CI/CD 環境における SSH Agent と Deploy Key の活用
CI/CD 環境 (ここでは GitHub Actions) においても基本方針は変わりませんが、パスワードマネージャーが利用できないため Deploy Key + SSH Agent の組み合わせが現実的な選択肢になります。
Shai-Hulud 2.0 では盗まれた PAT を用いて self-hosted runner の登録・乗っ取りが行われたケースも確認されており、CI/CD においても秘密鍵を環境に露出させず SSH Agent 経由の署名だけで GitHub にアクセスする設計が必要です (この構成は GitHub 公式ドキュメントの推奨に沿っています)。
以下に webfactory/ssh-agent を使った簡単な例を示します。
# actions-ssh-agent.yaml
...
# SSH Agent を起動し Deploy Key をメモリに読み込む
- uses: webfactory/ssh-agent@v0.9.0
with:
ssh-private-key: ${{ secrets.DEPLOY_KEY }}
# 以降の Git / Docker ビルドは SSH Agent 経由
- name: docker build
run: |
docker build --ssh default .
...
# Dockerfile
...
RUN mkdir -p -m 0700 /root/.ssh \
&& ssh-keyscan github.com >> /root/.ssh/known_hosts
RUN --mount=type=ssh \
git clone git@github.com:orgname/privaterepo.git
...
- 秘密鍵は Actions の一時的な実行環境と SSH Agent のメモリ上にのみ存在し、コンテナイメージには残らない (
echoなどの出力ミスには要注意) - 個人の SSH キーではなく、そのリポジトリ専用の Deploy Key を払い出す
- Deploy Key の権限は read-only を基本とし、必要な場合にのみ write を付与する
まとめ
本記事では、GitHub における Git 操作を SSH に一本化し PAT に依存しないための認証設計・運用方法の一例を紹介しました。

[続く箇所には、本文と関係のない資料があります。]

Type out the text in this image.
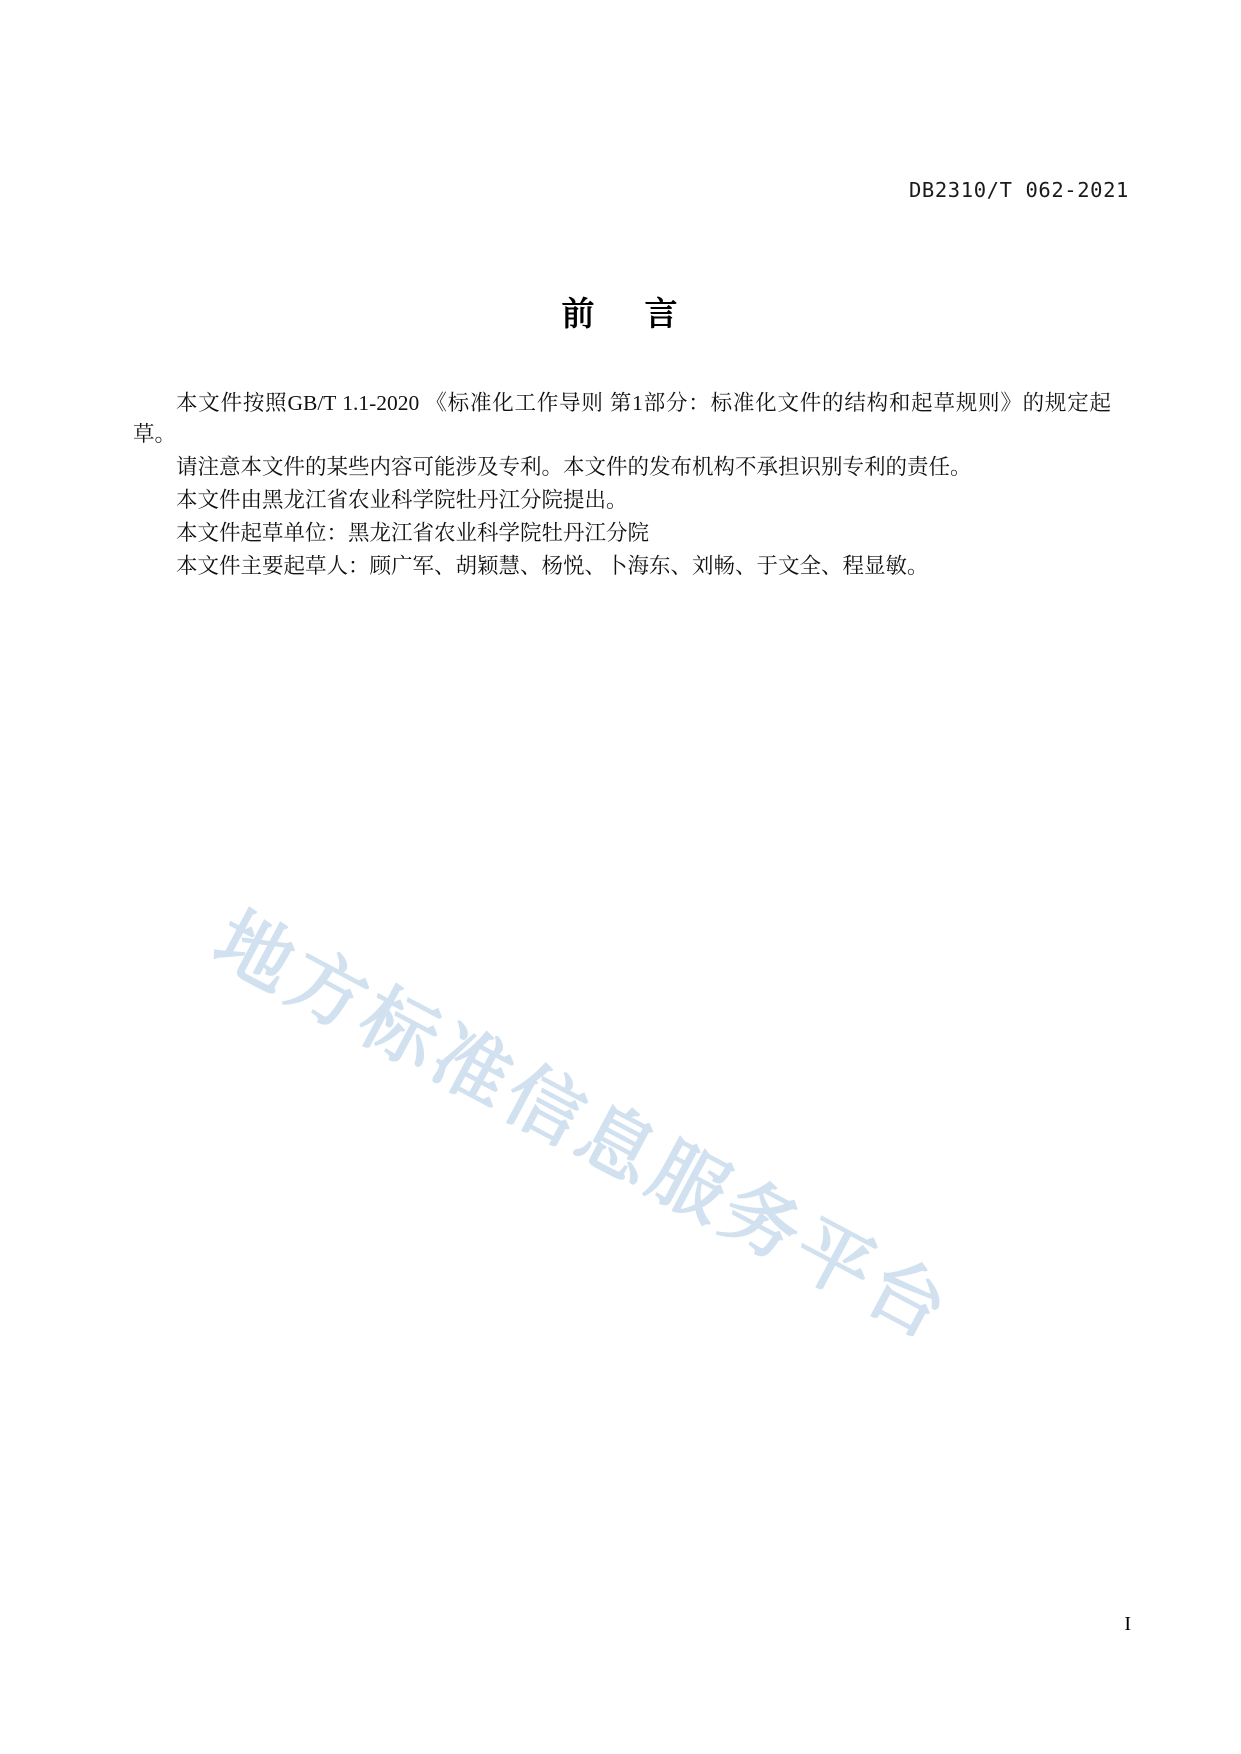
DB2310/T 062-2021
前 言

本文件按照GB/T 1.1-2020 《标准化工作导则 第1部分：标准化文件的结构和起草规则》的规定起草。

请注意本文件的某些内容可能涉及专利。本文件的发布机构不承担识别专利的责任。

本文件由黑龙江省农业科学院牡丹江分院提出。

本文件起草单位：黑龙江省农业科学院牡丹江分院

本文件主要起草人：顾广军、胡颖慧、杨悦、卜海东、刘畅、于文全、程显敏。

地方标准信息服务平台
I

- Git 操作は SSH (SSH Agent) で行う
- GitHub API には ローカル実行時は authentication token (web-based browser flow)、Dev Container 内では最小権限に絞った PAT を利用する
- CI/CD では Deploy Key + SSH Agent を基本構成とする
これらに共通する本質は、
プロセスに対するシークレット露出を最小限に抑え、必要なときに署名だけを安全な外部プロセスへ委譲する
という考え方にあります。
完璧な防御は存在せず攻撃手法も日々高度化していますが、エンジニア個人の PAT 運用に依存する形から SSH Agent を用いた間接的な認証方式へ切り替えるだけでも防御レイヤーを確実に厚くすることができます。
Shai-Hulud 2.0 を受けて各所でさまざまな対策が検討されているかと思いますが、本記事が GitHub 認証運用の見直しや議論の一助となれば幸いです。